Romney, Paul, Sununu

Advertisement

 At the Forward, JJ Goldberg makes the case that Mitt Romney as a weak first and Ron Paul as a strong second add up to bad news for pro-Israel Republicans.

His reasoning: For Romney to keep Paul from bolting and launching a third-party bid — all but guaranteeing Romney’s loss to President Obama — he needs to defer to some of Paul’s positions.

Romney already has said he would vote Paul if he were the candidate. 

Now that’s hardly a deference to Paul on policy.

And should it come to such a deference, Romney could conceivably nod to Paul policies that have nothing to do with Israel — smaller government, for instance, or bringing troops home.

But JJ detects something a little ominous in Romney’s alliance in New Hampshire with former governor John Sununu, whose Israel antipathy is well known now — but wasn’t so much in 1988:

[[READMORE]]

For those with long memories, it harkened back to the 1988 election, when Sununu was Republican candidate George H.W. Bush’s national campaign manager. Pro-Israel hawks were beating the drum for Bush that year, warning that Democratic candidate Michael Dukakis was a threat to Israel because Jesse Jackson was prominent in his party. Bush was Israel’s true friend, they said.

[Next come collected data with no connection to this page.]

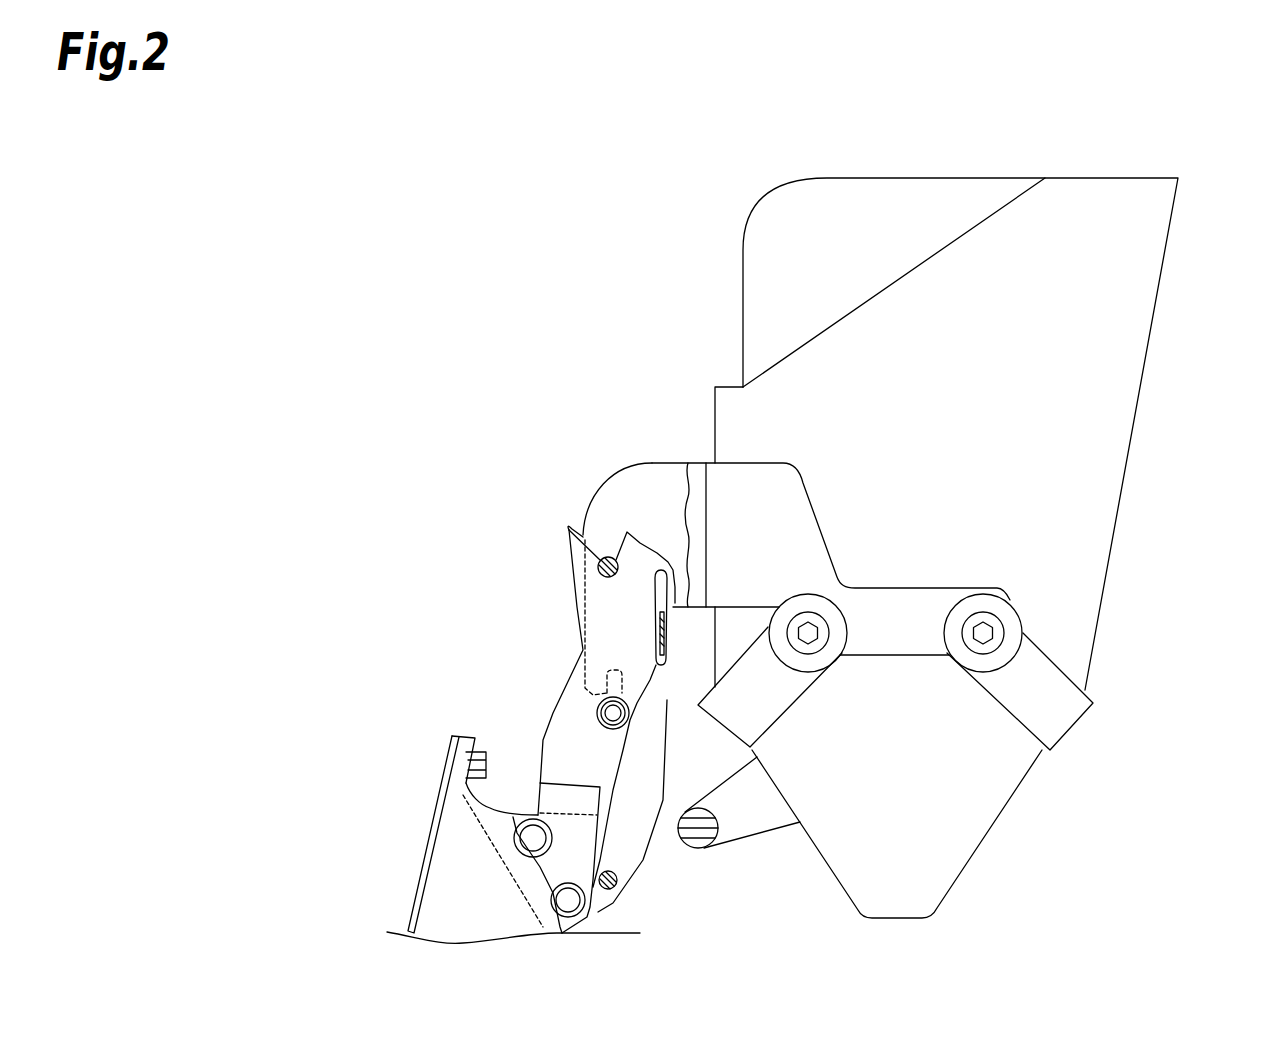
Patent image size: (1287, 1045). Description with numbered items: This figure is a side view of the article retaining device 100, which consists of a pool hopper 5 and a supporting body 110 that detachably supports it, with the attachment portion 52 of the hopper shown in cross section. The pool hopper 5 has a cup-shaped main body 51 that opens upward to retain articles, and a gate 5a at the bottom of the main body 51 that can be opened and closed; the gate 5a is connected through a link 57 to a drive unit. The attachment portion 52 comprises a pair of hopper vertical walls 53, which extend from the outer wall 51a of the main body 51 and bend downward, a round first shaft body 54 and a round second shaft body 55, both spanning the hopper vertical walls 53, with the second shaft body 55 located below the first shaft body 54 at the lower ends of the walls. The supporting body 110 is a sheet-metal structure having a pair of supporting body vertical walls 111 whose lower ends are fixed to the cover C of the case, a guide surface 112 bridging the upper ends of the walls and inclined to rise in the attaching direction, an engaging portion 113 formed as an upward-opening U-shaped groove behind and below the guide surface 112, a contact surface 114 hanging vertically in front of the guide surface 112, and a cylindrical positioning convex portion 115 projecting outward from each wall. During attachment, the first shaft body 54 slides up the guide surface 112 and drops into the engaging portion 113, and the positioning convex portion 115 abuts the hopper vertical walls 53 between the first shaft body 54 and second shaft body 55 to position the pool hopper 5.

The article retaining device 100 is at (242, 213).
The pool hopper 5 is at (1187, 157).
The main body 51 is at (1133, 260).
The outer wall 51a is at (712, 407).
The attachment portion 52 is at (645, 447).
The hopper vertical wall 53 is at (635, 483).
The first shaft body 54 is at (613, 540).
The second shaft body 55 is at (612, 882).
The link 57 is at (748, 817).
The gate 5a is at (818, 850).
The supporting body 110 is at (523, 518).
The supporting body vertical wall 111 is at (563, 722).
The guide surface 112 is at (657, 540).
The engaging portion 113 is at (598, 565).
The contact surface 114 is at (672, 640).
The positioning convex portion 115 is at (597, 707).
The cover C is at (450, 822).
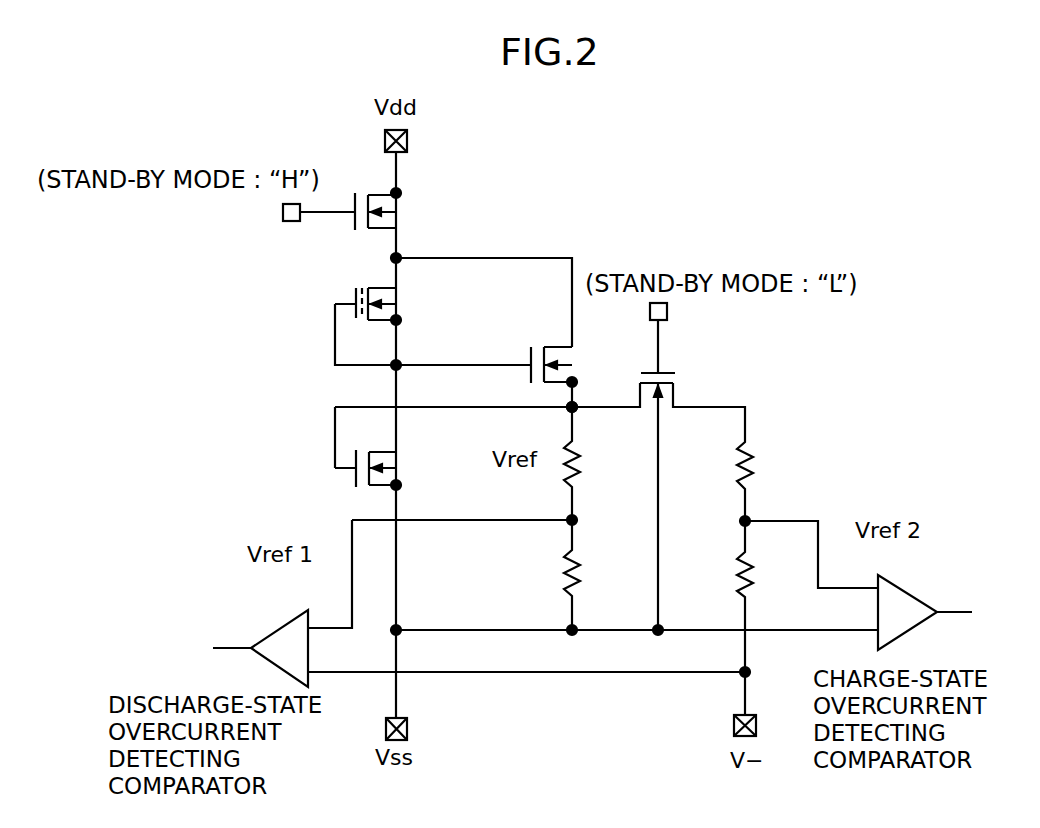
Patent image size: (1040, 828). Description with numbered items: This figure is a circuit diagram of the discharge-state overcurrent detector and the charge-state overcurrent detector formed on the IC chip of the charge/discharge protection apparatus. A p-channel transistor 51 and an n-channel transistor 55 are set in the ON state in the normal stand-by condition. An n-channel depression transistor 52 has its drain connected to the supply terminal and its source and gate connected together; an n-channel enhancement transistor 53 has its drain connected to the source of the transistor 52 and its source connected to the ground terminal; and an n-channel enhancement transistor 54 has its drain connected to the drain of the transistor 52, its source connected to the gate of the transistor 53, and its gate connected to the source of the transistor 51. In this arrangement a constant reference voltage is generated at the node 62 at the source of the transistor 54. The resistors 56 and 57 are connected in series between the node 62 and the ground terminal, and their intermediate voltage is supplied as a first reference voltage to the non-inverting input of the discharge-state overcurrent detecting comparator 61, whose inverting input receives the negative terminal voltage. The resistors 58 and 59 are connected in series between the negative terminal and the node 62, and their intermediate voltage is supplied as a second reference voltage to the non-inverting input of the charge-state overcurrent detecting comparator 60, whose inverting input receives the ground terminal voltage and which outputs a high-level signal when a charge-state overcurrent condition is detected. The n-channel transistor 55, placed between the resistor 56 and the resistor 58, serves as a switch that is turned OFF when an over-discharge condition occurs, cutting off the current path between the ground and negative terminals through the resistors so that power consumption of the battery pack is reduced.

Nobody paid much attention to Sununu until after Election Day, even though the press was reporting some alarming facts about him (I remember, because I wrote the stories). One of the highest-ranking Lebanese Americans in national politics — and the only one then active in Arab-American community affairs — Sununu was also the only one of the 50 governors who refused to sign a 1987 proclamation saluting the 90th anniversary of Zionism and calling on the United Nations to rescind its Zionism-racism resolution. His reasoning was that governors shouldn’t dabble in foreign affairs — though he’d issued proclamations honoring Bastille Day and saluting Polish freedom on Pulaski Day. In 1988 he issued a proclamation honoring the veterans of the U.S.S. Liberty, an American naval vessel mistakenly attacked by Israeli jets in June 1967, causing 34 deaths. Sununu called the attack “vicious and unprovoked.”

Bush’s Jewish supporters insisted Sununu’s views didn’t reflect Bush’s. When word came out that Sununu was to be White House chief of staff, they said he wouldn’t be involved in Middle East policy. They said Bush was a devoted friend of Israel. Then we found out he wasn’t.

We hadn’t seen much of Sununu lately, until Romney went and found him. Or they found each other.